Beware of the changing teaching landscape

A friend of mine quit his job and opened a publishing company not too long ago as the putsch to overturn the low reading culture gathers pace. He aims to play his role in popularizing reading in Rwanda as he spreads knowledge, not least through school text books.

Saturday, August 08, 2015

A friend of mine quit his job and opened a publishing company not too long ago as the putsch to overturn the low reading culture gathers pace.

He aims to play his role in popularizing reading in Rwanda as he spreads knowledge, not least through school text books.

And, being a forward looking entrepreneur, he must be angling for the locally nascent digital segment, where books – e-books – can be stored and accessed from computers.

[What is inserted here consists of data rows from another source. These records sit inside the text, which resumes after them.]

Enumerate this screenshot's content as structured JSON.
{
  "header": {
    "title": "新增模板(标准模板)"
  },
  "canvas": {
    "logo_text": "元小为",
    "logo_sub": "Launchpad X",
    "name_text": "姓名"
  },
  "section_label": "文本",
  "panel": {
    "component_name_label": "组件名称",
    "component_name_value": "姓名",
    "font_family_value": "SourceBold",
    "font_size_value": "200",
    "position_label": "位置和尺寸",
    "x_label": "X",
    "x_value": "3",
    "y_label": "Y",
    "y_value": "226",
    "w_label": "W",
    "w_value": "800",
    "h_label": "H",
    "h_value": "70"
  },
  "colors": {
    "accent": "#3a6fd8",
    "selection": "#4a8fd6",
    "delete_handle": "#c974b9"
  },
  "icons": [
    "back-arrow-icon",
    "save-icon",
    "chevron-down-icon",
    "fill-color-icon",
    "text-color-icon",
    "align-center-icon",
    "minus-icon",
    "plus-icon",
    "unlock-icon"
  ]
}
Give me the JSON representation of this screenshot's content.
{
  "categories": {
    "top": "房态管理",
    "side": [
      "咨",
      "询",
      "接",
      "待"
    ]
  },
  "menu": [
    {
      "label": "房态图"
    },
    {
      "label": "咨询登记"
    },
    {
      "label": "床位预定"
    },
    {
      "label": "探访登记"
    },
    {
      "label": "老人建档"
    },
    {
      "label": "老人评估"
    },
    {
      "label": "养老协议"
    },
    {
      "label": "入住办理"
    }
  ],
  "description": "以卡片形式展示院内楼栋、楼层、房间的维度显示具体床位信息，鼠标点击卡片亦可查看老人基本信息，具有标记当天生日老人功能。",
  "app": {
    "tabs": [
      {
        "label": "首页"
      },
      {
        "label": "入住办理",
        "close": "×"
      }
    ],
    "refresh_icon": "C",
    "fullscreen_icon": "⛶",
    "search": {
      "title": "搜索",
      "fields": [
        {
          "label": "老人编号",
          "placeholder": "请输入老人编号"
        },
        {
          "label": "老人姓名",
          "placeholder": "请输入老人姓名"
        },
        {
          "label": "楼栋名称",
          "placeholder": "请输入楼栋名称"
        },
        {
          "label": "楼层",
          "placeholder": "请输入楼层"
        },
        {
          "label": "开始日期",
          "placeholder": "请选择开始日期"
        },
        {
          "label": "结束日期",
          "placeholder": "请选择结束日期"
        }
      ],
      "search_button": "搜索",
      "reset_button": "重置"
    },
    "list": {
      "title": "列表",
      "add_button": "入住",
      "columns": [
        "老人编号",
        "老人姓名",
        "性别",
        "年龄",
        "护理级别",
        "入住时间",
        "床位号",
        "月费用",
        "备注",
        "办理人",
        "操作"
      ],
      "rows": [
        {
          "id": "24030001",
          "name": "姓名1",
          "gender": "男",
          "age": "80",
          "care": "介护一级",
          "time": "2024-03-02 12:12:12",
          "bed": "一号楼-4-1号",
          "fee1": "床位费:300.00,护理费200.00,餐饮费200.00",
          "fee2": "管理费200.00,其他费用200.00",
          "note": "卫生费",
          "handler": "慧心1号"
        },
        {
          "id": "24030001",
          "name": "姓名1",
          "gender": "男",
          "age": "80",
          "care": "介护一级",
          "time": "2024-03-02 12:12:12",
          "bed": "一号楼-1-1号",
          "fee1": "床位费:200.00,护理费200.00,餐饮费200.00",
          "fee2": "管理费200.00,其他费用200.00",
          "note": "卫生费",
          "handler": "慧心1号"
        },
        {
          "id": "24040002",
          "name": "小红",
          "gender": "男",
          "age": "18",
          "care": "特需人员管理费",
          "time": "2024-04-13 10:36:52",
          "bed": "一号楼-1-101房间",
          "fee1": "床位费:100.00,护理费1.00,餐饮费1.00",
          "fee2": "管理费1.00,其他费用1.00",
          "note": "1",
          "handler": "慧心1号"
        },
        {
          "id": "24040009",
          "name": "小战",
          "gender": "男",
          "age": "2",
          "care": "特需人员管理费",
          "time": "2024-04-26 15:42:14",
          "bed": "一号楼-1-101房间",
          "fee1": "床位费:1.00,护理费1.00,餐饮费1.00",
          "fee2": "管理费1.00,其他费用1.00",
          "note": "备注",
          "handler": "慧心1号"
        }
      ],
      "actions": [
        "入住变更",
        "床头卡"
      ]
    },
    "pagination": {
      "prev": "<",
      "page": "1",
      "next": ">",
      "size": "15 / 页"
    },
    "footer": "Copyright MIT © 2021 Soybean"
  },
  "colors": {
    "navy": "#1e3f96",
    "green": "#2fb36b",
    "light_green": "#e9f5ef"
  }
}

The popular One Laptop Per Child initiative and other similar efforts in the region to put computer devices in the hands of our school going children are already taking off to the next level.

My friend must be aware that this is the harbinger of things to come as technology takes hold and new models of teaching, such as "blended learning”, get fine-tuned across the world.

According to one definition, blended learning is a mix of teacher and student face-to-face instruction, where learning, at least in part, is through delivery of content and instruction via digital and online media with some element of student control over time, place, path, or pace.

As things stand currently, teachers and students have to download large PDFs and read them, just as they do with physical text books.

But there have been efforts to make learning more technologically responsive through cloud-based (Internet storage) solutions that will be digitally "native.”

While the efficacy is still being fine-tuned, it is technology-assisted personalised learning where adaptive assessment and continuous feedback aims to create a constantly changing portrait of what a child knows, allowing computer algorithms to recalibrate lessons to fit students’ needs. This remains in the realm of possibility.

In more practical instances, schools are able to use education technology for targeted tasks, including streamlining parent-teacher communication, collecting homework and letting teachers share lesson plans.

In teacher-parent communication, for instance, the teacher can download PowerPoint slides and make edits to customise teaching content and send it to parents to support their students.

Where this is already operational in some American schools, instruction is delivered to students through computers and supplemented by face-to-face instruction with teachers.

Students’ tasks are directed by a main computer monitor overhead in front of the classroom where each student has a clear view.  In this model, students advance in their grades at their own pace.

Closer home in Kigali, there are a couple of schools – driven by Kenyan and Ugandan educationalists – anchoring their curriculum on Christian ethics through a similar teaching model.

Using the traditional method of text books – called "paces” – students are allocated personal space or "office” from where they learn and mark their own scores under teacher supervision.

This model is already entrenched in Kenya and Uganda, where students advance at their own pace through defined curricula for their grade level. 

While they may have computer labs, the only thing lacking is the personal computer at the students’ "offices”. The computer, in modernising the "office”, is personal and provides focused digital space that channels the student’s attention.

And, as broadband Internet takes hold locally and in the region, it is this that will enable the next level of cloud-based teaching in the region.

To come back to my friend, I am sure he is alive to these changing trends; that, in due course, computer algorithms may recalibrate lessons to fit individual students’ needs and must run with the times.

There’s still some way to go, however. Blended learning models have been around since the 1990s and were pioneered for the military and corporations and started in classrooms not too far ago.

The reality, however, is that we may not dispense with teachers soon, despite technological advancements.

Good teachers are intuitive and usually have a great and lasting impact on a child’s cognition and learning curve.

Teachers make quick decisions about how to introduce new ideas and speak in a way that resonates with a slow student. They order concepts for maximum comprehension, and reinforce ideas and skills.

In short, the classroom decisions depend on the teacher’s reading of the subtleties of a specific situation. It is something even the fastest and most advanced computer in the world cannot do yet.